I have a question: So I'm struggling with my sexuality. Someone said I am bisexual, but I don't think it's my right label. I mean, I like girls but I want a male partner more than I want a female partner. Am I biromantic or just confused? (my friends say I am confused)
You know what? Having a preference doesn’t mean you’re not bi. You might just prefer men, and there’s nothing wrong with that. Some bi people have such strong preferences that they only prefer to date one gender, but they still feel attracted to multiple. There’s no wrong way to be bi. If you feel attracted to more than one gender, even if you don’t plan on acting upon it? You’re still just as bi.
And you sound like you’re probably attracted to both men and women! But the label is entirely up to you. If you don’t feel like bi is right for you, there are other options (which I can talk about if you want to know!). Or if you don’t want to use labels at all? That’s perfectly valid too.
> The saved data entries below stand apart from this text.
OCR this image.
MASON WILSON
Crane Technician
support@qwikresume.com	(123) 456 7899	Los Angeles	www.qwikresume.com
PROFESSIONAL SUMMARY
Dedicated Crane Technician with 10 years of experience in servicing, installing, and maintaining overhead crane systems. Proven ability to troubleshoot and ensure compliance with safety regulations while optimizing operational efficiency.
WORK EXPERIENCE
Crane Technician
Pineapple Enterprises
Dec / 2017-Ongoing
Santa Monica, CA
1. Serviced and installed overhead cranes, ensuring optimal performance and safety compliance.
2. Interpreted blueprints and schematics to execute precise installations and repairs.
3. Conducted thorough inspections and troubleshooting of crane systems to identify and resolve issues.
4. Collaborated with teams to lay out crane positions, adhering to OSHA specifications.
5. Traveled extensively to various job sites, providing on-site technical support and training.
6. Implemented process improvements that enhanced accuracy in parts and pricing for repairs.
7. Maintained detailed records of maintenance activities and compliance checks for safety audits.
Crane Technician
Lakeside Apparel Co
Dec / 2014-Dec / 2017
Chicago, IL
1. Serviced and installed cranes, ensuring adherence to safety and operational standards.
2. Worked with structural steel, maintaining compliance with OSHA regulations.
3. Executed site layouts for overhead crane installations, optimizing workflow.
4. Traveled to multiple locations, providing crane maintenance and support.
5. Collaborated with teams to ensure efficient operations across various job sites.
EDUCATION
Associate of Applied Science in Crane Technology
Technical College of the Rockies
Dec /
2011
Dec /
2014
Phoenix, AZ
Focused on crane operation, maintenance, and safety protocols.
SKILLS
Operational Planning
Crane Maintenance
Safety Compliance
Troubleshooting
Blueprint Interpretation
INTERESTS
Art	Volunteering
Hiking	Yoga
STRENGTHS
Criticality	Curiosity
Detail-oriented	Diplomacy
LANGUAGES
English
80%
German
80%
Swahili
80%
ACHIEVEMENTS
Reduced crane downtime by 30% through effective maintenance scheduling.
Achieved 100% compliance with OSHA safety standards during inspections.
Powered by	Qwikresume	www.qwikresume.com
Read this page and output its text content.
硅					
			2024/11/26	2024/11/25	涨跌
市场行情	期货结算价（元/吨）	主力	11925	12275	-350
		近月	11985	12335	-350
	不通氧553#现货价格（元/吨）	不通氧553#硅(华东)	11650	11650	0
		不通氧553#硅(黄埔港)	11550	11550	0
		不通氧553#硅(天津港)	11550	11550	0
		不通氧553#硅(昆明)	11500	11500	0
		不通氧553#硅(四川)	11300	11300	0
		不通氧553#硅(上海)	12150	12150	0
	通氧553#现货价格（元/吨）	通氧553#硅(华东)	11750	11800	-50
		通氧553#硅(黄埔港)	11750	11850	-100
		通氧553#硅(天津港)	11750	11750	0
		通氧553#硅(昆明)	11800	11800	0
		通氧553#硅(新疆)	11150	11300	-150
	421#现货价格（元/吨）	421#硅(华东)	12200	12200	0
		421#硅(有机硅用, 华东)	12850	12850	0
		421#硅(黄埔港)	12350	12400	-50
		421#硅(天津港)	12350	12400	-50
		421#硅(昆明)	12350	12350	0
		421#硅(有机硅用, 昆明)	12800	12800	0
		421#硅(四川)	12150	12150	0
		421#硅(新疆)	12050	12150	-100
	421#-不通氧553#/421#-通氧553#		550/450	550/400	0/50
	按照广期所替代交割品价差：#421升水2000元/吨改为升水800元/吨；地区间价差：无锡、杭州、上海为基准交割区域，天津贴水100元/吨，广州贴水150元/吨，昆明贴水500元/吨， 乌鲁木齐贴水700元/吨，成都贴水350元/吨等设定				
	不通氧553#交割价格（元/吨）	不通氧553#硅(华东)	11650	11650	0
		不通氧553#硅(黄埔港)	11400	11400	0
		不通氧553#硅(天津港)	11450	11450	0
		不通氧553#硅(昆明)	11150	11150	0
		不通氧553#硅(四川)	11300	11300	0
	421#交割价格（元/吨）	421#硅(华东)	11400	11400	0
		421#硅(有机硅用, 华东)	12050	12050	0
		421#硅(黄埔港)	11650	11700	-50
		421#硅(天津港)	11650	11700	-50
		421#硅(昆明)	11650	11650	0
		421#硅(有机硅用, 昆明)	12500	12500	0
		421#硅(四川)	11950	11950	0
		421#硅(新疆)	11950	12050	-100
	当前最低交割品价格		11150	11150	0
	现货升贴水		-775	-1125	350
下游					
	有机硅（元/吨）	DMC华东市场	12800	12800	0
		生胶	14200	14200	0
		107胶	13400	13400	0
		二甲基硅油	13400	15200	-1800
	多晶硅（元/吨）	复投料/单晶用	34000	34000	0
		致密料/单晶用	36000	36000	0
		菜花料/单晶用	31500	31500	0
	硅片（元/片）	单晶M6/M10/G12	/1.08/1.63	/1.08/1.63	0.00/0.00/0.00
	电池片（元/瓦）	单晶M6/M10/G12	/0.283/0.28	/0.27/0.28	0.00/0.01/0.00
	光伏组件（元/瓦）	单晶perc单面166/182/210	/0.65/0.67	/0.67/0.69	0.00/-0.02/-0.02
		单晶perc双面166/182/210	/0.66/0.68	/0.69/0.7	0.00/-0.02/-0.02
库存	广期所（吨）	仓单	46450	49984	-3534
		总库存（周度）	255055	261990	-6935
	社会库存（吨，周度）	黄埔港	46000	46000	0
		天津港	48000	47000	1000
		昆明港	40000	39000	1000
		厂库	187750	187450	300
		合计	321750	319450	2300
Some people simply say “I’m not straight” or “I’m queer”, or some people just don’t say anything at all.
But sometimes the discomfort from the label bi can be down to internalised biphobia, for example the idea that bi must include equal attraction to men and women, or that you must be with/be attracted to men and women physically and emotionally to be bi, otherwise you’re “actually straight/gay”. A lot of bi people struggle with being able to use the label at first because of thoughts like these, so please note that even if you only ever liked 1 girl, and the rest were all guys? You can still be bi. Same if it was 1 boy and the rest were all girls. Preferences don’t negate your orientation.
If you think your attractions are romantic to men and women but you only feel like engaging sexually with men, you’d be no less bi. And if the term “bisexual” is uncomfortable because of the clinical sounding -sexual prefix, “bi” is perfectly okay too (or biromantic if you prefer!) Just know that the -sexual part doesn’t actually require sexual attraction. It’s an outdated way of referring to gender (it once was used to mean “attracted to 2 sexes” but bi communities reclaimed the term from clinical use and rewrote the definition to mean “attracted to multiple genders”).